Every time the insect bites someone, the parasite enters the person's bloodstream through the mosquito's saliva. The reason the disease is so widespread is that the parasite is constantly mutating, making it impossible for any known drug to knock it out for long. The cause of malaria has been known for more than 100 years. The disease has been written off many times only to reappear in a slightly different form. "The parasite is very clever, in fact so clever that it is almost human," Colonel Heppner says. He compares the elusiveness of the disease to Professor Moriarity, the arch nemesis of Sherlock Holmes. "At every turn it evades the immune system. It is inaccessible to anti-bodies, to white blood cells.
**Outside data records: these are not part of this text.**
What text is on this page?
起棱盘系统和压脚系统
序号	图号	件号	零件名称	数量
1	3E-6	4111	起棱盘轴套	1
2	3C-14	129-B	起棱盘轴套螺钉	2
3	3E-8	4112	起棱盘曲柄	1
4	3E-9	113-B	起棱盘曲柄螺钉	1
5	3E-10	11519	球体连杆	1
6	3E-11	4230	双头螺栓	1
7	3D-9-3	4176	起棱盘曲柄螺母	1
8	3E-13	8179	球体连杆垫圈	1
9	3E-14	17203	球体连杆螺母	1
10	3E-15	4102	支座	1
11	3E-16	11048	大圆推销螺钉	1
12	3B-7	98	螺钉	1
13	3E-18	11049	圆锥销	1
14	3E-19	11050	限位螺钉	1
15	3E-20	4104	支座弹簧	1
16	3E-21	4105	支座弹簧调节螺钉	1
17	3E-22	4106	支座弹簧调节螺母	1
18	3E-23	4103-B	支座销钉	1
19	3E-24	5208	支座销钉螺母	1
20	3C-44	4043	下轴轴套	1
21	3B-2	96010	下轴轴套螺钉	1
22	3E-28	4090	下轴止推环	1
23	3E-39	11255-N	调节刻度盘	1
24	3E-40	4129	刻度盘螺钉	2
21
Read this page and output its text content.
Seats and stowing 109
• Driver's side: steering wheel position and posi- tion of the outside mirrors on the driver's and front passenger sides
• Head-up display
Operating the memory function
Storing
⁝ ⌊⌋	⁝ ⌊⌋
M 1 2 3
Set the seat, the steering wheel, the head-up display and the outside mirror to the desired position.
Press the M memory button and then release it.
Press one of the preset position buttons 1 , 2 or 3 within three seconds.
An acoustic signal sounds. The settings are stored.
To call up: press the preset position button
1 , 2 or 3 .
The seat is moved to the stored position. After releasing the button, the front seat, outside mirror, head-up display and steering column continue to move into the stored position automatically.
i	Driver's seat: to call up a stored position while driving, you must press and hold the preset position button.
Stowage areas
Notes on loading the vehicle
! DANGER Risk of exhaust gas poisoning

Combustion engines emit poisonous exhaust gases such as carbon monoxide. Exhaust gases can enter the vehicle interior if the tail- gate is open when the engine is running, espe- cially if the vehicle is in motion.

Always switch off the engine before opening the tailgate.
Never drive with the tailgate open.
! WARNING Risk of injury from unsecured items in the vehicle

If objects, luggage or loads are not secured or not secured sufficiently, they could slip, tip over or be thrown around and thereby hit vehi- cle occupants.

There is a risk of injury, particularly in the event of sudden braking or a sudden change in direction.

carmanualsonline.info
It constantly changes its cover, its camouflage. "We have to be more ingenious than it is to pursue it," he says. Vietnam War lessons During the Vietnam War, malaria took a huge toll on American soldiers..
The disease reduced the combat strength of some units by half. That is why the Pentagon spends so much time and money in the hopes of finding a solution. Army researchers are looking for the Holy Grail in the battle against malaria - a vaccine that would protect their troops and the world against the disease.
The Walter Reed Institute has tried more than 20 different formulae, but each one has failed. The latest trial has been 65% effective "We are seeing now for the first time the development of malaria vaccines," says Dr Kent Kester who is supervising clinical vaccine trials at the Walter Reed Institute. "They are showing extreme promise to hopefully protect against malaria, not only here in our small-scale studies, but also in the field." Private money scarce Unlocking malaria has turned into an international quest, bringing together researchers from all over the world. However, private firms are reluctant to risk capital on an expensive hunt to find a vaccine. At a recent conference which dealt with tropical medicine, pharmaceutical companies were thin on the ground. Preventing a disease is never as profitable as treating the infected. The richest man in the world However, the campaign to find a vaccine is getting a shot in the arm from an unlikely source.
Microsoft chief Bill Gates has donated $6bn to find new vaccines for diseases of the developing world and much of the money will be spent on malaria. Together with his wife Melinda, he hopes to fill the gap left by the market economy. "They are very convinced that of all inequities of the human condition today, that which is most inequitable, most unfair and needs attention the most is the problem of diseases of the Third World," said Bill Gates Snr, of the Bill and Melinda Gates Foundation. Malaria so far has proved to be a much more enduring plague than either smallpox or polio. With luck and cash, researchers hope to have a malaria vaccine within the first decade of the new millennium.